Une salle de bains

Mon Louvre par Antoine Compagnon

Une salle de bains

Dans son labyrinthe, la Louvre renferme une foule de recoins dont il dépend d’un heureux hasard qu’ils se présentent à l’improviste sur votre chemin. On tombe alors sur un trésor à la découverte duquel on mènera par la suite rituellement ses amis. Ce jour-là, au fond d’un vestibule qui me semblait ne mener à rien d’autre qu’un débarras, je remarquai une fenêtre d’où l’on voyait de loin l’arc de triomphe du Carrousel, ou plutôt son effigie tracée sur une bâche qui dissimule des échafaudages durant la restauration du monument.

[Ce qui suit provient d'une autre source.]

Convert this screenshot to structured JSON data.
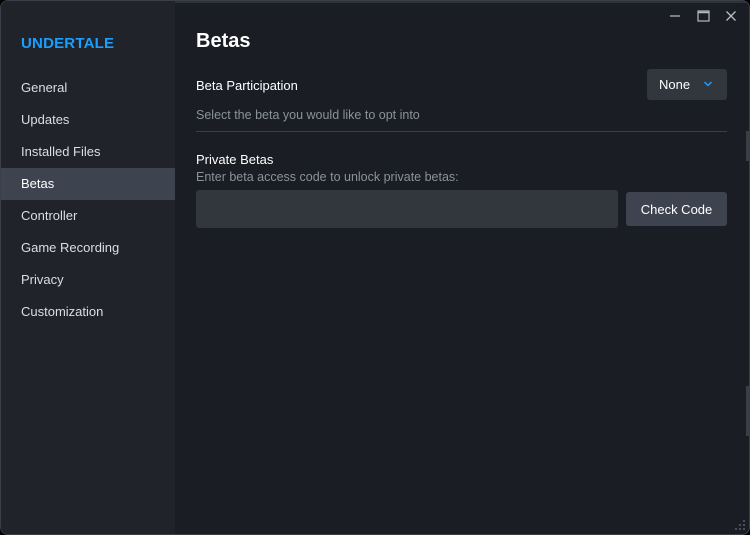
{
  "sidebar": {
    "game_title": "UNDERTALE",
    "items": [
      {
        "label": "General",
        "active": false
      },
      {
        "label": "Updates",
        "active": false
      },
      {
        "label": "Installed Files",
        "active": false
      },
      {
        "label": "Betas",
        "active": true
      },
      {
        "label": "Controller",
        "active": false
      },
      {
        "label": "Game Recording",
        "active": false
      },
      {
        "label": "Privacy",
        "active": false
      },
      {
        "label": "Customization",
        "active": false
      }
    ]
  },
  "window_controls": {
    "minimize_icon": "minimize-icon",
    "maximize_icon": "maximize-icon",
    "close_icon": "close-icon"
  },
  "main": {
    "title": "Betas",
    "beta_participation": {
      "label": "Beta Participation",
      "selected": "None",
      "description": "Select the beta you would like to opt into"
    },
    "private_betas": {
      "title": "Private Betas",
      "description": "Enter beta access code to unlock private betas:",
      "input_value": "",
      "input_placeholder": "",
      "button_label": "Check Code"
    }
  },
  "colors": {
    "accent": "#1a9fff",
    "background": "#1a1d24",
    "sidebar": "#202329",
    "active_item": "#3d4450",
    "muted_text": "#8b929a"
  }
}
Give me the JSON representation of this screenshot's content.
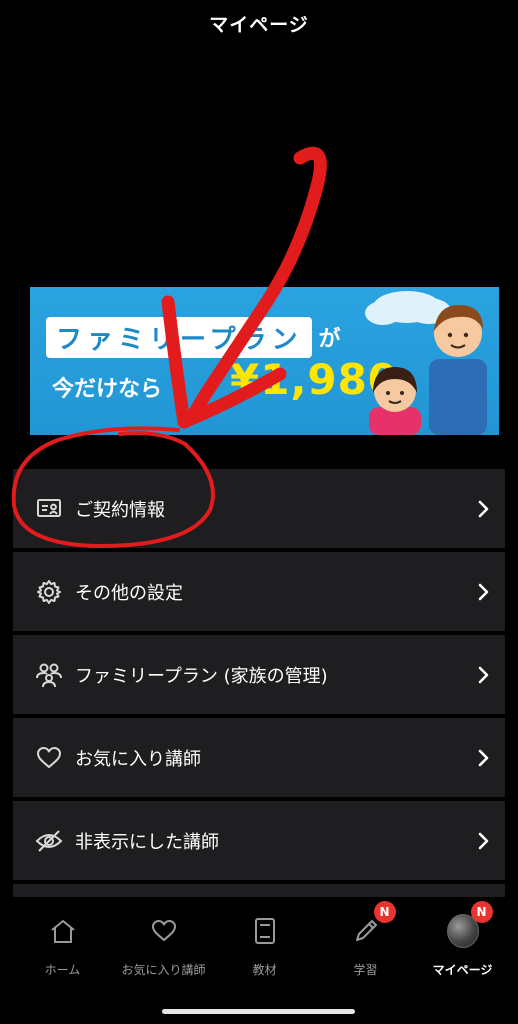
{
  "header": {
    "title": "マイページ"
  },
  "banner": {
    "headline": "ファミリープラン",
    "headline_suffix": "が",
    "subline": "今だけなら",
    "price": "¥1,980"
  },
  "menu": {
    "items": [
      {
        "label": "ご契約情報",
        "icon": "contract-card-icon"
      },
      {
        "label": "その他の設定",
        "icon": "gear-icon"
      },
      {
        "label": "ファミリープラン (家族の管理)",
        "icon": "family-icon"
      },
      {
        "label": "お気に入り講師",
        "icon": "heart-icon"
      },
      {
        "label": "非表示にした講師",
        "icon": "eye-slash-icon"
      }
    ]
  },
  "tabbar": {
    "tabs": [
      {
        "label": "ホーム",
        "icon": "home-icon"
      },
      {
        "label": "お気に入り講師",
        "icon": "heart-icon"
      },
      {
        "label": "教材",
        "icon": "book-icon"
      },
      {
        "label": "学習",
        "icon": "pencil-icon",
        "badge": "N"
      },
      {
        "label": "マイページ",
        "icon": "avatar",
        "badge": "N",
        "active": true
      }
    ]
  },
  "colors": {
    "background": "#000000",
    "menu_row": "#1e1d1f",
    "badge": "#e8332f",
    "banner_blue": "#2aa3e0",
    "price_yellow": "#ffe500",
    "annotation_red": "#e21c1c"
  }
}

Je m’approchai et fus stupéfait d’apercevoir à ma gauche un réduit abritant une salle de bains, étroit et délicieux cabinet décoré par Corot pour son ami François-Parfait Robert, juge d’instruction à Mantes (Sully, salle 947). Tous les murs de la petite pièce sont occupés par des vues d’Italie : Venise, Rome, Naples, Gênes, et le lac de Nemi, que je ne connais pas. Prendre son bain au milieu de tableaux de Corot, voilà bien une jouissance de magistrat ! Ce cagibi restera l’un de mes lieux de prédilection dans le musée, un coin à moi. Je suis déjà revenu souvent le hanter.